Como ya sabéis este blog no tiene
un tema definido. Muchas veces escribo de política, otras escribo relatos y
algunas promociono algún tema que me parezca interesante. Nunca he escrito
sobre ninguna novela que haya leído, pero hoy, al terminar "La música del
silencio", he sentido la necesidad imperiosa de hablar sobre ello. Como
cuando eres pequeña y consigues llevar la bici sin ruedines o cuando siendo
adolescente el chico que te gusta te ríe cualquier comentario estúpido.
Tengo la necesidad de hablar de
ello; primero porque, como los ejemplos anteriores, leer ese libro ha sido algo
que me ha marcado mucho más de lo que cabría esperar y, segundo, porque después
de leer muchos comentarios de otros lectores creo necesario hacer algunas
aclaraciones:
Muchísima gente se queja de haber
sufrido una gran decepción después de leer la novela. Probablemente esas
personas hayan leído los dos primeros libros de la historia de Kvothe. Estos
libros narran historias trepidantes cargadas de todo lo que una novela debe tener
para funcionar: acción, aventuras, amor , magia... Sin embargo, "La música
del silencio" apenas tiene una trama. Ni siquiera tiene un solo diálogo. No os quiero contar mucho. Si decidís leerlo
lo mejor es que partáis de cero, sin argumentos preconcebidos y, sobre todo,
sin prejuicios. Lo único que os puedo
decir es que Rothfuss me ha demostrado ser capaz de crear belleza sólo
escribiendo y lo que es más difícil, no lo ha hecho creando una historia
bonita, sino con las simples descripciones que, al menos en mí han causado tres
reacciones maravillosas: la primera, crear una gran empatía con el personaje
protagonista, la segunda, aún más difícil, sentir cercanía y, por qué no,
empatía también, hacia simples objetos inanimados y, por último, lo aún más complicado: hacerme llorar, no por estar leyendo una historia triste o alegre, sino
por la abrumadora sensación de tener algo tan bello en mis manos.

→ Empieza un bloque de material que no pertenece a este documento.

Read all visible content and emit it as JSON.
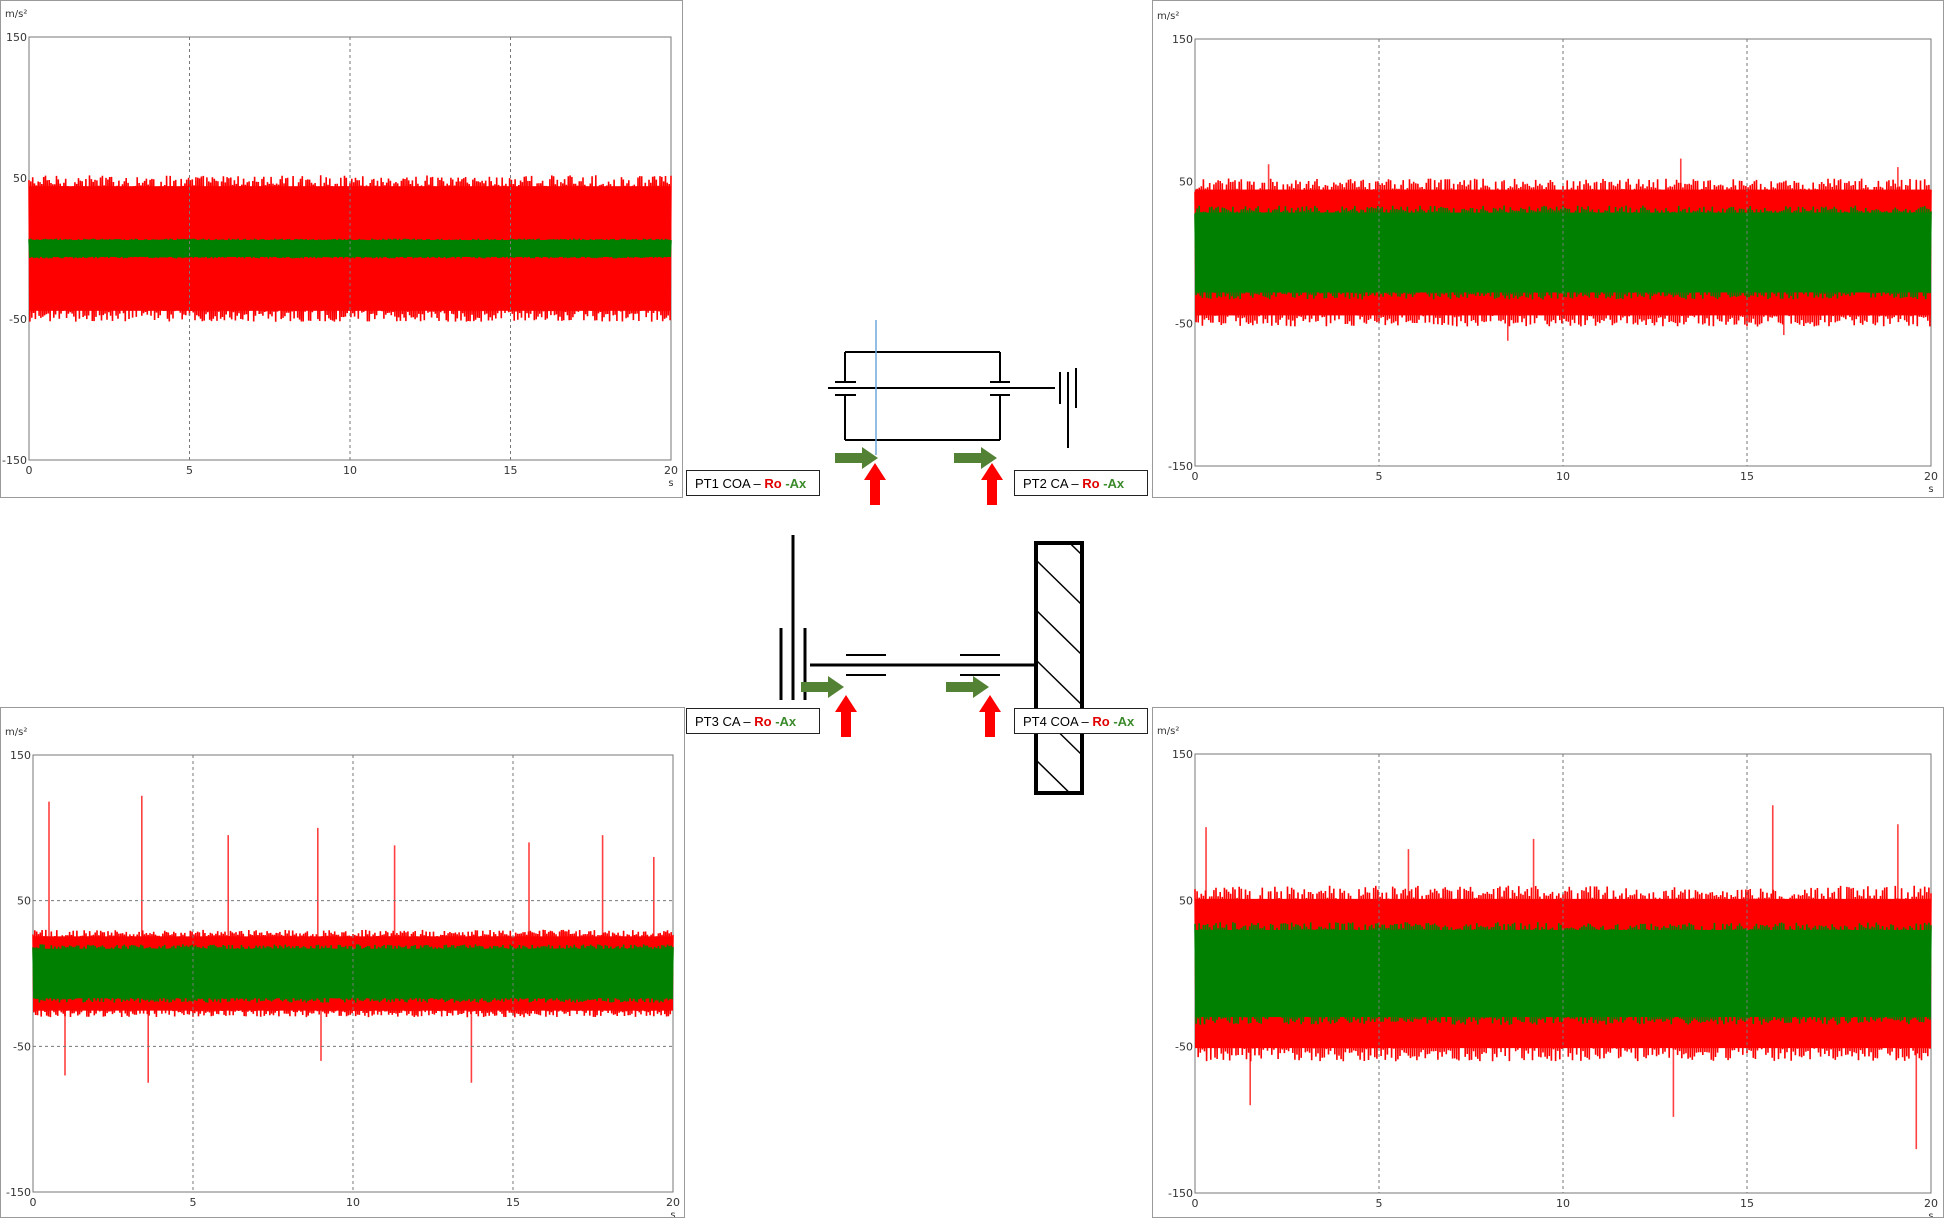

Es una historia que volveré a
leer, de eso estoy segura. Y espero que vosotros también lo hagáis. Sin
embargo, entenderé que pueda haber gente a la que no le guste. Como dijo Tim
Burton en una entrevista, sus películas sí que son para niños, para niños
raros. Puede que éste sea un caso similar, que sea necesario ser un poco raro para disfrutar esta novela. A veces es bueno sacarle partido al niño raro que llevamos dentro. Y es que, como a mí siempre me gusta recordar, la normalidad está sobrevalorada.